Ein Urgestein der Trierer Jazz-Szene ist der Trompeter Helmut „Daisy“ Becker.

 „ich habe geübt, geübt, geübt“  erzählt Jazz-Trompeter Helmut „Daisy“ Becker über seinen musikalischen Weg.

„ich habe geübt, geübt, geübt“  erzählt Jazz-Trompeter Helmut „Daisy“ Becker über seinen musikalischen Weg.

Foto: TV/Martin Möller

Wer als Kulturveranstalter um ein Resümee gebeten wird, demonstriert meist Zufriedenheit. Das gehört zum Geschäft. Eigenartig, dass es bei Helmut Becker etwas anders aussieht. Der hat wieder einmal zu Ostern in der Trierer Tufa den Jazz-Workshop regional auf die Beine gestellt. Von Gründonnerstag bis Ostersonntag betreute eine Dozenten-Crew 61 Kursteilnehmer. Helmut Becker war die Schlüsselfigur.

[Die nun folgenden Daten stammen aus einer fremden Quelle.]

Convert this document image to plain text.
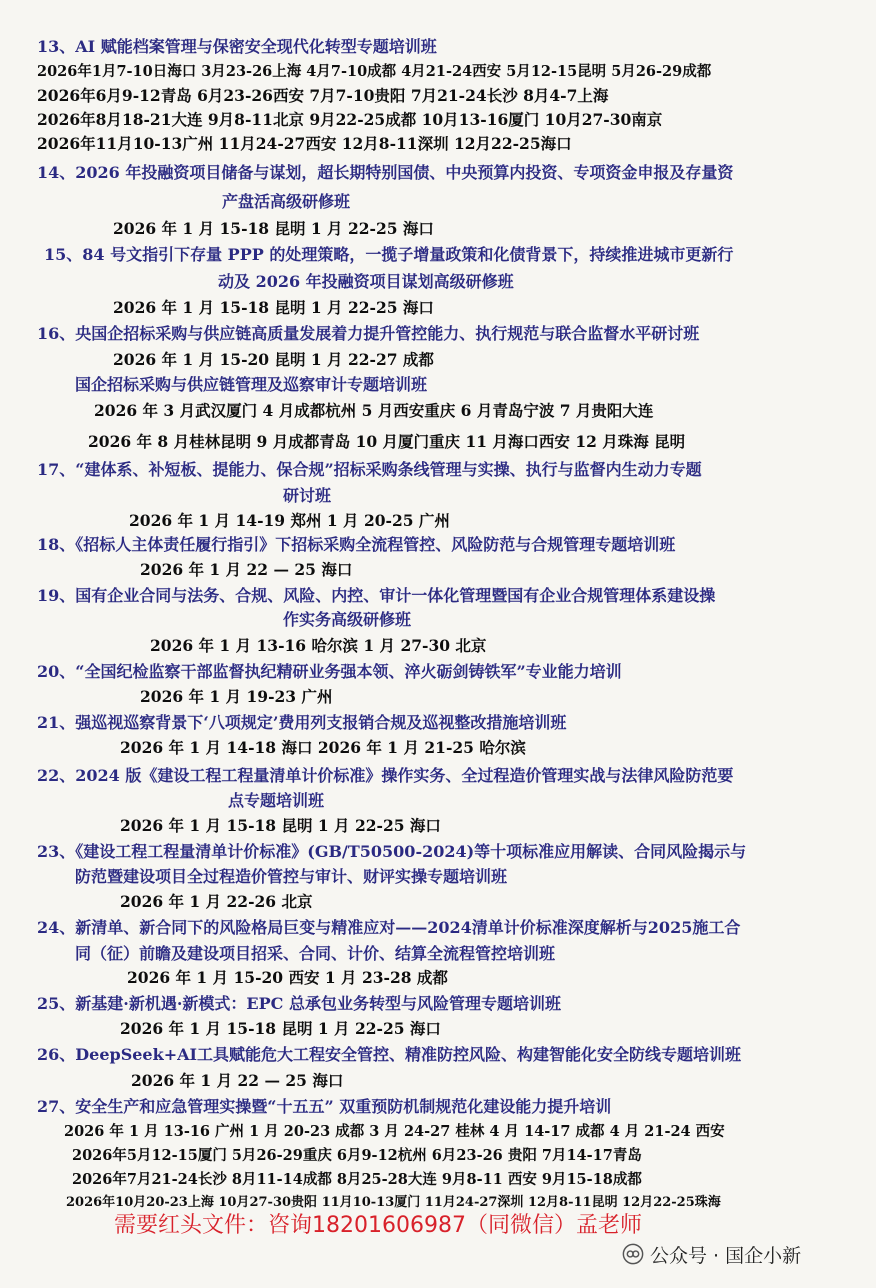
13、AI 赋能档案管理与保密安全现代化转型专题培训班
2026年1月7-10日海口 3月23-26上海 4月7-10成都 4月21-24西安 5月12-15昆明 5月26-29成都
2026年6月9-12青岛 6月23-26西安 7月7-10贵阳 7月21-24长沙 8月4-7上海
2026年8月18-21大连 9月8-11北京 9月22-25成都 10月13-16厦门 10月27-30南京
2026年11月10-13广州 11月24-27西安 12月8-11深圳 12月22-25海口
14、2026 年投融资项目储备与谋划，超长期特别国债、中央预算内投资、专项资金申报及存量资
产盘活高级研修班
2026 年 1 月 15-18 昆明 1 月 22-25 海口
15、84 号文指引下存量 PPP 的处理策略，一揽子增量政策和化债背景下，持续推进城市更新行
动及 2026 年投融资项目谋划高级研修班
2026 年 1 月 15-18 昆明 1 月 22-25 海口
16、央国企招标采购与供应链高质量发展着力提升管控能力、执行规范与联合监督水平研讨班
2026 年 1 月 15-20 昆明 1 月 22-27 成都
国企招标采购与供应链管理及巡察审计专题培训班
2026 年 3 月武汉厦门 4 月成都杭州 5 月西安重庆 6 月青岛宁波 7 月贵阳大连
2026 年 8 月桂林昆明 9 月成都青岛 10 月厦门重庆 11 月海口西安 12 月珠海 昆明
17、“建体系、补短板、提能力、保合规”招标采购条线管理与实操、执行与监督内生动力专题
研讨班
2026 年 1 月 14-19 郑州 1 月 20-25 广州
18、《招标人主体责任履行指引》下招标采购全流程管控、风险防范与合规管理专题培训班
2026 年 1 月 22 — 25 海口
19、国有企业合同与法务、合规、风险、内控、审计一体化管理暨国有企业合规管理体系建设操
作实务高级研修班
2026 年 1 月 13-16 哈尔滨 1 月 27-30 北京
20、“全国纪检监察干部监督执纪精研业务强本领、淬火砺剑铸铁军”专业能力培训
2026 年 1 月 19-23 广州
21、强巡视巡察背景下‘八项规定’费用列支报销合规及巡视整改措施培训班
2026 年 1 月 14-18 海口 2026 年 1 月 21-25 哈尔滨
22、2024 版《建设工程工程量清单计价标准》操作实务、全过程造价管理实战与法律风险防范要
点专题培训班
2026 年 1 月 15-18 昆明 1 月 22-25 海口
23、《建设工程工程量清单计价标准》(GB/T50500-2024)等十项标准应用解读、合同风险揭示与
防范暨建设项目全过程造价管控与审计、财评实操专题培训班
2026 年 1 月 22-26 北京
24、新清单、新合同下的风险格局巨变与精准应对——2024清单计价标准深度解析与2025施工合
同（征）前瞻及建设项目招采、合同、计价、结算全流程管控培训班
2026 年 1 月 15-20 西安 1 月 23-28 成都
25、新基建·新机遇·新模式：EPC 总承包业务转型与风险管理专题培训班
2026 年 1 月 15-18 昆明 1 月 22-25 海口
26、DeepSeek+AI工具赋能危大工程安全管控、精准防控风险、构建智能化安全防线专题培训班
2026 年 1 月 22 — 25 海口
27、安全生产和应急管理实操暨“十五五” 双重预防机制规范化建设能力提升培训
2026 年 1 月 13-16 广州 1 月 20-23 成都 3 月 24-27 桂林 4 月 14-17 成都 4 月 21-24 西安
2026年5月12-15厦门 5月26-29重庆 6月9-12杭州 6月23-26 贵阳 7月14-17青岛
2026年7月21-24长沙 8月11-14成都 8月25-28大连 9月8-11 西安 9月15-18成都
2026年10月20-23上海 10月27-30贵阳 11月10-13厦门 11月24-27深圳 12月8-11昆明 12月22-25珠海
需要红头文件：咨询18201606987（同微信）孟老师
公众号 · 国企小新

Er organisierte die Abläufe, betreute die jungen Musiker künstlerisch, gab aus dem reichen Fundus seiner Erfahrung Tipps. Organisatorisch sei das „super gelaufen“, sagt er. Die Teilnehmerkonzerte seien „weitgehend voll“ gewesen und das Dozentenkonzert ohnehin. So etwas klingt wie eine Standard-Erfolgsmeldung. Nur mit einem Unterschied: Man nimmt ihm all das ab, ohne jeden Vorbehalt.  Und man nimmt ihm auch ab, wenn er erklärt, dass es spektakuläre Highlights gar nicht gab, aber dafür eine ruhige, kontinuierliche Arbeit.

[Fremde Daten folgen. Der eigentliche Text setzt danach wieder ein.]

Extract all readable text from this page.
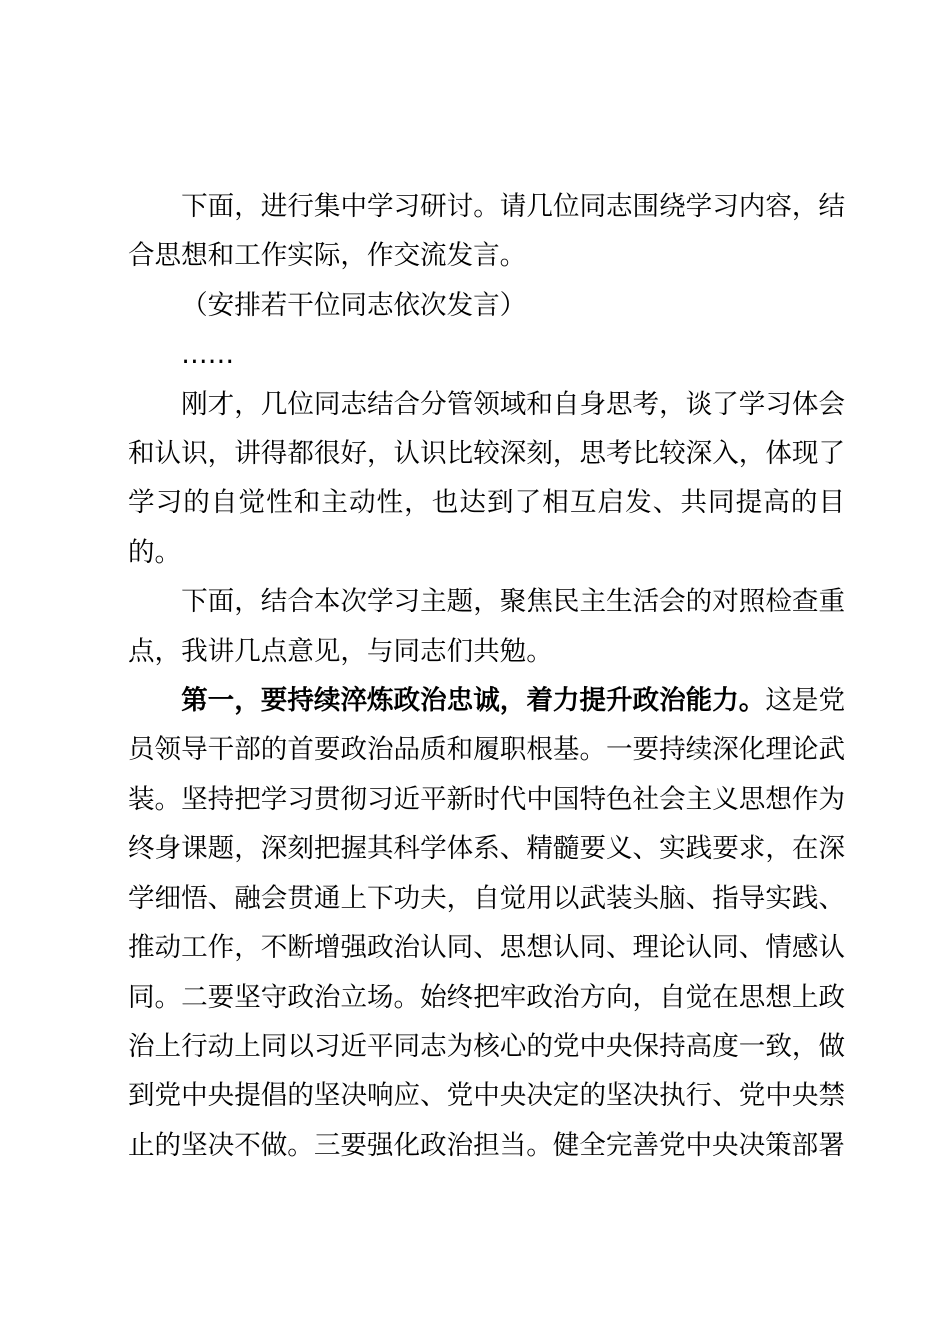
下面，进行集中学习研讨。请几位同志围绕学习内容，结合思想和工作实际，作交流发言。

（安排若干位同志依次发言）

……

刚才，几位同志结合分管领域和自身思考，谈了学习体会和认识，讲得都很好，认识比较深刻，思考比较深入，体现了学习的自觉性和主动性，也达到了相互启发、共同提高的目的。

下面，结合本次学习主题，聚焦民主生活会的对照检查重点，我讲几点意见，与同志们共勉。

第一，要持续淬炼政治忠诚，着力提升政治能力。这是党员领导干部的首要政治品质和履职根基。一要持续深化理论武装。坚持把学习贯彻习近平新时代中国特色社会主义思想作为终身课题，深刻把握其科学体系、精髓要义、实践要求，在深学细悟、融会贯通上下功夫，自觉用以武装头脑、指导实践、推动工作，不断增强政治认同、思想认同、理论认同、情感认同。二要坚守政治立场。始终把牢政治方向，自觉在思想上政治上行动上同以习近平同志为核心的党中央保持高度一致，做到党中央提倡的坚决响应、党中央决定的坚决执行、党中央禁止的坚决不做。三要强化政治担当。健全完善党中央决策部署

Vielleicht ist Glaubwürdigkeit das wichtigste Kapital dieses Musikers.  Becker, Jahrgang 1953, der Jazz-Trompeter mit dem etwas ulkigen und in seiner Bedeutung ungeklärten Beinamen „Daisy“,  strahlt eine Bodenständigkeit aus, die meilenwert entfernt ist vom Klischee eines egozentrischen Künstlertyps. Becker ist einfach anders. Auch Jazz auf der Trompete zu musizieren war bei ihm keine plötzliche Eingebung. Es war von Kind auf etwas ganz Organisches, Selbstverständliches. „Es gab für mich einfach keinen anderen Weg“, sagt er heute. Becker trat  in den heimischen Reinsfelder Musikverein ein, nahm Unterricht beim Trompeter Heinz Rose vom Trierer Orchester und studierte autodidaktisch weiter. „Ich habe geübt, geübt, geübt“.

Ab 1974 spielte er Tanzmusik – bei Gala-Veranstaltungen, bei Betriebsfesten, überall wo Musik gebraucht wurde. Und als er Mitglied wurde bei den Orchestern Alb Hardy und Fredy Brock und in der Didi Davis Band, da hängte  Becker seinen Job als Maschinenschlosser und Fahrer an den Nagel und begab sich auf den unsicheren Boden des freien Künstlers. „1978/79 hatte ich mich finanziell einigermaßen etabliert“, sagt er. Tanzmusik spielte er weiter, jetzt, um seinen Wechsel zum Jazz zu finanzieren.

Seit den 1990er Jahren hat sich Becker in der regionalen Jazz-Szene etabliert. Und das nicht nur als Interpret, sondern auch als Lehrer, als Komponist und Arrangeur, als Dozent bei unterschiedlichen Big Bands und, nicht zuletzt, als Leiter des Trierer Jazz-Workshops regional. Künstlerische Krisen? Nein, die gab es nicht. „Daisy“ hat immer beharrlich seine Kreativität entwickelt. Kreativität sei das Zentrum im Jazzmusizieren: in einem vorgegebenen formalen und harmonischen Rahmen eigene Ideen zu entwickeln und die mit den übrigen Musikern abzustimmen. „Man muss in jedem Augenblick wissen, was um einen herum passiert“.

Hat der Jazz Zukunft? Da wird Helmut Becker sehr nachdenklich. Je größer die Zahl der Musiker wird, desto mehr schwinden die Aussichten auf eine sichere Position. „Wo wollen die alle hin?“ Eins jedenfalls steht für Becker fest: Lebenslang nur Jazz musizieren und davon zu leben, ist endgültig zur Illusion geworden.